There is a lot I could say about Valparaiso.
It became the largest port in South America during the California Gold Rush, but collapsed just as quickly after the opening of the Panama Canal in 1914. Colorful houses and ornate buildings were vandalized and left to crumble. 100 years later, thanks to Chile's growth as an agricultural exporter, and an influx of tourists after Unesco named Valparaiso a World Heritage Site in 2003, there's been a renaissance. The city was given a facelift. But when old walls were covered with fresh paint, they were quickly tagged anew. So property owners allowed street artists to paint murals on their walls, because they aren’t usually vandalized. This unofficial embrace of graffiti art fostered a very creative culture. Now, world-famous muralists flock to Valpo, and students sit on winding stairways, furiously filling sketchbooks with drawings of the city.

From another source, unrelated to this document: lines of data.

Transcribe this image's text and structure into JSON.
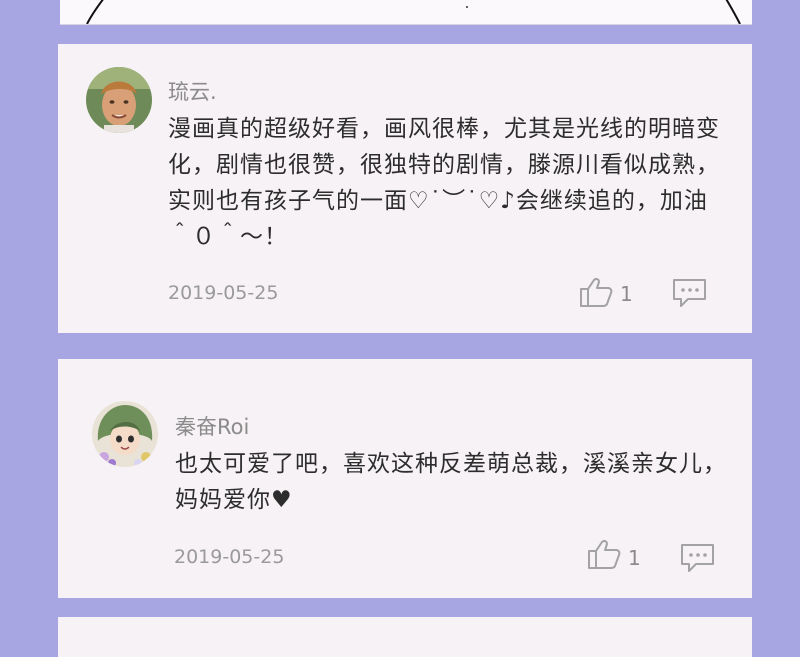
{
  "comments": [
    {
      "username": "琉云.",
      "avatar_icon": "avatar-photo-man",
      "content": "漫画真的超级好看，画风很棒，尤其是光线的明暗变化，剧情也很赞，很独特的剧情，滕源川看似成熟，实则也有孩子气的一面♡˙︶˙♡♪会继续追的，加油＾０＾～！",
      "date": "2019-05-25",
      "likes": "1",
      "like_icon": "thumbs-up-icon",
      "reply_icon": "comment-icon"
    },
    {
      "username": "秦奋Roi",
      "avatar_icon": "avatar-anime-character",
      "content": "也太可爱了吧，喜欢这种反差萌总裁，溪溪亲女儿，妈妈爱你♥",
      "date": "2019-05-25",
      "likes": "1",
      "like_icon": "thumbs-up-icon",
      "reply_icon": "comment-icon"
    }
  ],
  "colors": {
    "background": "#a7a6e2",
    "card": "#f6f2f5",
    "text": "#2d2d2d",
    "meta": "#9a9a9a"
  }
}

Valparaiso's grit is matched by its charm. It is a patchwork of brightly colored corrugated houses, thanks to some construction techniques that relied heavily on shipyard scraps. It's also (allegedly) the only city in the world that still uses funiculars as part of its public transportation system. It plays host to an unusual mix of dock workers, businessmen, casinos, artists, students, tourists, prostitutes, and stray dogs.
I'm sorry for rambling, but the point is that it's a unique place that is especially alluring to designers and artists. I also met a trio of Germans whose company I really enjoyed, so it was inevitable that "one or two days" would turn into a full week.

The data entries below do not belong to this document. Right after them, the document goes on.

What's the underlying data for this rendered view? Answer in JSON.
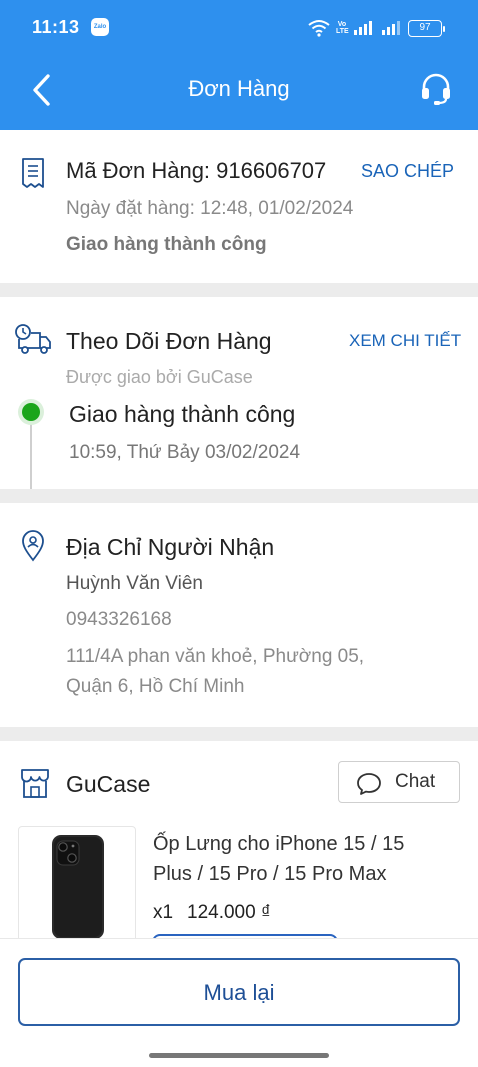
{
  "status_bar": {
    "time": "11:13",
    "zalo_label": "Zalo",
    "volte_label": "Vo LTE",
    "battery": "97"
  },
  "header": {
    "title": "Đơn Hàng"
  },
  "order": {
    "code_label": "Mã Đơn Hàng: 916606707",
    "copy_label": "SAO CHÉP",
    "date": "Ngày đặt hàng: 12:48, 01/02/2024",
    "status": "Giao hàng thành công"
  },
  "tracking": {
    "title": "Theo Dõi Đơn Hàng",
    "detail_link": "XEM CHI TIẾT",
    "carrier": "Được giao bởi GuCase",
    "event_status": "Giao hàng thành công",
    "event_time": "10:59, Thứ Bảy 03/02/2024"
  },
  "address": {
    "title": "Địa Chỉ Người Nhận",
    "name": "Huỳnh Văn Viên",
    "phone": "0943326168",
    "line1": "111/4A phan văn khoẻ, Phường 05,",
    "line2": "Quận 6, Hồ Chí Minh"
  },
  "shop": {
    "name": "GuCase",
    "chat_label": "Chat"
  },
  "product": {
    "name_line1": "Ốp Lưng cho iPhone 15 / 15",
    "name_line2": "Plus / 15 Pro / 15 Pro Max",
    "quantity": "x1",
    "price": "124.000 ₫"
  },
  "footer": {
    "rebuy_label": "Mua lại"
  },
  "colors": {
    "primary": "#2e90ee",
    "link": "#1a64b8",
    "success": "#1aa51a"
  }
}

The highlights: Wandering around the city, A vegan dinner at a “restaurant” that was really just some guy’s house, a day at the beach, shopping at the farmer’s market, and the usual dose of good times getting to know good people. The lowlights: Stepping in dog shit. That time I dumped a whole beer in Lene’s lap. Learning that sometimes the same qualities that make hostels great places to meet people also make them terrible places to avoid people you’d rather not have in tow.